With The Surf Club restaurant, the Michelin Star king brings world-class dining to his home state.
Fact: Thomas Keller got his start as a dishwasher at the Palm Beach Yacht Club—before the French Laundry and Per Se mega fame. Before becoming one of the world’s most distinguished chefs, he was scrubbing pots on Flagler Drive. It is this humble beginning that Keller has cited as one of the keys to his success. Now he is back home, lured by perhaps the most glamorous venue in the state. “I’d never planned to return to Florida but when the opportunity arose at The Surf Club, everything about it felt right,” he says. “My first visit to the property with Nadim Ashi was like a trip in a time capsule. It took me back to that bygone era. It’s such a vivid, evocative period, and The Surf Club captures it. I knew it was a project I wanted to be a part of.”

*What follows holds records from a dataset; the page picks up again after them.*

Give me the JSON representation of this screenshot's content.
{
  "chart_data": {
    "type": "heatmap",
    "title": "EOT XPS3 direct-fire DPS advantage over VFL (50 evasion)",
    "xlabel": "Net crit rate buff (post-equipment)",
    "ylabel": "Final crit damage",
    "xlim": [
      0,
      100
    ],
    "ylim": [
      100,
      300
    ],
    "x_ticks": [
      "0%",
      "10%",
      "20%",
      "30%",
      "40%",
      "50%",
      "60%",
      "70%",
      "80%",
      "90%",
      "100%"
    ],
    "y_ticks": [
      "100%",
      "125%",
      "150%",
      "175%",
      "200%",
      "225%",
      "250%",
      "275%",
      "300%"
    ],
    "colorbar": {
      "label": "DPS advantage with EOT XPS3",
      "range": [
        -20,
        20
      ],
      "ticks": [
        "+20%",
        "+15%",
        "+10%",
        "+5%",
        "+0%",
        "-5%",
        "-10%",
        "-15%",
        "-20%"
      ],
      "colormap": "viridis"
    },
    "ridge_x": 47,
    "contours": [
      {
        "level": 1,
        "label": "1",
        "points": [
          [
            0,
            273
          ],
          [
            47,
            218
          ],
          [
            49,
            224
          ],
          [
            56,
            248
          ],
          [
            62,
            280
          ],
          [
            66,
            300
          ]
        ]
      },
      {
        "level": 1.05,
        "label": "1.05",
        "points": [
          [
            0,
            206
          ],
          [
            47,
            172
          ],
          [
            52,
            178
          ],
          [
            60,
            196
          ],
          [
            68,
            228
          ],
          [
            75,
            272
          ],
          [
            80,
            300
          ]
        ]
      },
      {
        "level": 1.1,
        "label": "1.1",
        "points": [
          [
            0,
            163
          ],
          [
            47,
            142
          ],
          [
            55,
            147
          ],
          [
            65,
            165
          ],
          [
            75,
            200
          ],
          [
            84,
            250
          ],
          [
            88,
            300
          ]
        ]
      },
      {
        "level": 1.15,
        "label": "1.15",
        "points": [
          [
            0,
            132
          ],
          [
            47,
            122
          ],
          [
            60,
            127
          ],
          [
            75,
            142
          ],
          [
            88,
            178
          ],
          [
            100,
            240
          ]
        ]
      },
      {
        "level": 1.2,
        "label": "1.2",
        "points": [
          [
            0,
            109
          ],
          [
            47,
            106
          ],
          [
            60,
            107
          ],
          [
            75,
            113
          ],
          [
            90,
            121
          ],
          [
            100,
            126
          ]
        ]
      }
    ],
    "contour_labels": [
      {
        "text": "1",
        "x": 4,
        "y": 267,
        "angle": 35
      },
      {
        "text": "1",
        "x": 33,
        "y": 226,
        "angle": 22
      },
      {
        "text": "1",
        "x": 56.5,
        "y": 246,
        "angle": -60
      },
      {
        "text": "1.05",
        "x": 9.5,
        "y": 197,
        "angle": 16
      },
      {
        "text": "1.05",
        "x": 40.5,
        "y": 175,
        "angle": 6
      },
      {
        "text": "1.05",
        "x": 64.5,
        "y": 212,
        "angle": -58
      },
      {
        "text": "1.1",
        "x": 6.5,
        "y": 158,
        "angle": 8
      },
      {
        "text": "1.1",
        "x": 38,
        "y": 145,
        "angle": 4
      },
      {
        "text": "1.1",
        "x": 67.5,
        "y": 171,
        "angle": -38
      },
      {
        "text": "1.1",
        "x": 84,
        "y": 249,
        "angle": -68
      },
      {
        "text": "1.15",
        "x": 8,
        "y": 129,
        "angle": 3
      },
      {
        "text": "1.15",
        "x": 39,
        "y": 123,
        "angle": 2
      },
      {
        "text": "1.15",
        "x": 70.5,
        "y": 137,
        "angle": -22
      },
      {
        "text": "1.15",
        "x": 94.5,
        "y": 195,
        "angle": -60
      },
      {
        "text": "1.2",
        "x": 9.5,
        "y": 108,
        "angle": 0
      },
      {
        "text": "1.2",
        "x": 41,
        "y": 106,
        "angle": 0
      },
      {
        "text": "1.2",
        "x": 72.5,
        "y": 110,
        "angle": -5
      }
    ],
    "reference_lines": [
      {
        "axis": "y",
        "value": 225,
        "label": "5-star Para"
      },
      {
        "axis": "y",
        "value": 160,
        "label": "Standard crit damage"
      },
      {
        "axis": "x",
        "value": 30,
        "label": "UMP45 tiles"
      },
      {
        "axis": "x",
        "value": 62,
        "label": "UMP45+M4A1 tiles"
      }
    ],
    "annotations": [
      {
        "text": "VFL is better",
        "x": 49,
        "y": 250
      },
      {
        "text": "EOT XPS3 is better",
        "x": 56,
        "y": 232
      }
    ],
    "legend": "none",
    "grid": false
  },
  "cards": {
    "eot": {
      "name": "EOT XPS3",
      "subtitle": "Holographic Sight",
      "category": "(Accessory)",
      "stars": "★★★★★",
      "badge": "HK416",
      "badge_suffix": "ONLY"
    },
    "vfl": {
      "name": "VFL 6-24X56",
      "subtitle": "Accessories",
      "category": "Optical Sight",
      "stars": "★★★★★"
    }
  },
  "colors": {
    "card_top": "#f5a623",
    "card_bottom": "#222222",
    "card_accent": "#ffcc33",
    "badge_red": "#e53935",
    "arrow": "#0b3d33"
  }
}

Welcome home. How has the culinary scene in Florida changed since you left? THOMAS KELELR: On the one hand, the dining scene feels very much of the moment. It’s eclectic and creative. On the other, there’s a wonderful respect for culinary tradition. Which gets back to what drew me to The Surf Club: the way it tips its toque to the past.
Did you seek to echo that bygone-era appeal in the menu offerings? TK: Absolutely. The location is steeped in history, and we’ll be honoring that in the menu, the service and the decor, without feeling musty or outdated. We’ll be doing Continental cuisine with modern interpretations, iconic dishes like lobster thermidor, Avocado Louis and Caesar salad prepared tableside. The idea is to give guests an experience that evokes the easy-going elegance of the ’50s and ’60s. From the moment they arrive, we want people to feel that good times and grand parties are alive and well.
Can a dish be described as glamorous? What is the most glamorous dish on your menu? TK: A dish can be described however you’d like. That’s certainly how I think of our beef short rib Wellington. It’s for two people, meant for sharing, and it’s prepared tableside with flourish and finesse. The dish itself is delicious. We braise the short ribs for 48 hours, then envelop the short rib in a mousse of black trumpet mushrooms and spinach. It is then wrapped in a thin layer of brioche and baked until golden brown and beautiful. So there’s that. But you also have what I think of as a transportive and theatrical experience when the gueridon is wheeled over to your table and the captain slices your portion, finishing it with a classic Périgourdine sauce. It doesn’t get much more glamorous than that. I’m hungry.
Most luxurious ingredient in your kitchen? TK: Our line of caviar, which is directly sourced by my partner, Shaoching Bishop. It’s called Regiis Ova, which means 'royal egg' in Latin. When you taste it, you’ll see why. It’s sublime.
“The lemon tart is plenty elegant,” says Keller. “It’s set on a bed of raspberries and topped with a tower of meringue.”
Thoughts on iPhones at the dinner table? TK: I know a lot of people who frown on cellphones at the table, and I understand the feeling that they can be disruptive. But when they’re used with discretion, they’re can serve the wonderful purpose of preserving memories. We take it as a compliment that guests want to capture their dining experience with photos.
Everyone from Sinatra to Churchill dined at the original Surf Club restaurant. Who would you love to host? TK: What’s been especially meaningful to our team is hosting guests who dined at the original Surf Club or have memories of the restaurant as it was. This is a new era, of course, but so much of it is inspired by a deep connection to the past.
As a baseball fan, what are your thoughts on our November cover star and baseball legend Derek Jeter bringing his talents to Miami? TK: It’s great for the city. He’s one of the greatest baseball players to ever play the game. I played a lot of baseball as a kid and I’m still a big fan. I’m looking forward to taking in a Marlins game. I’ll be sure to leave my Giants cap at home.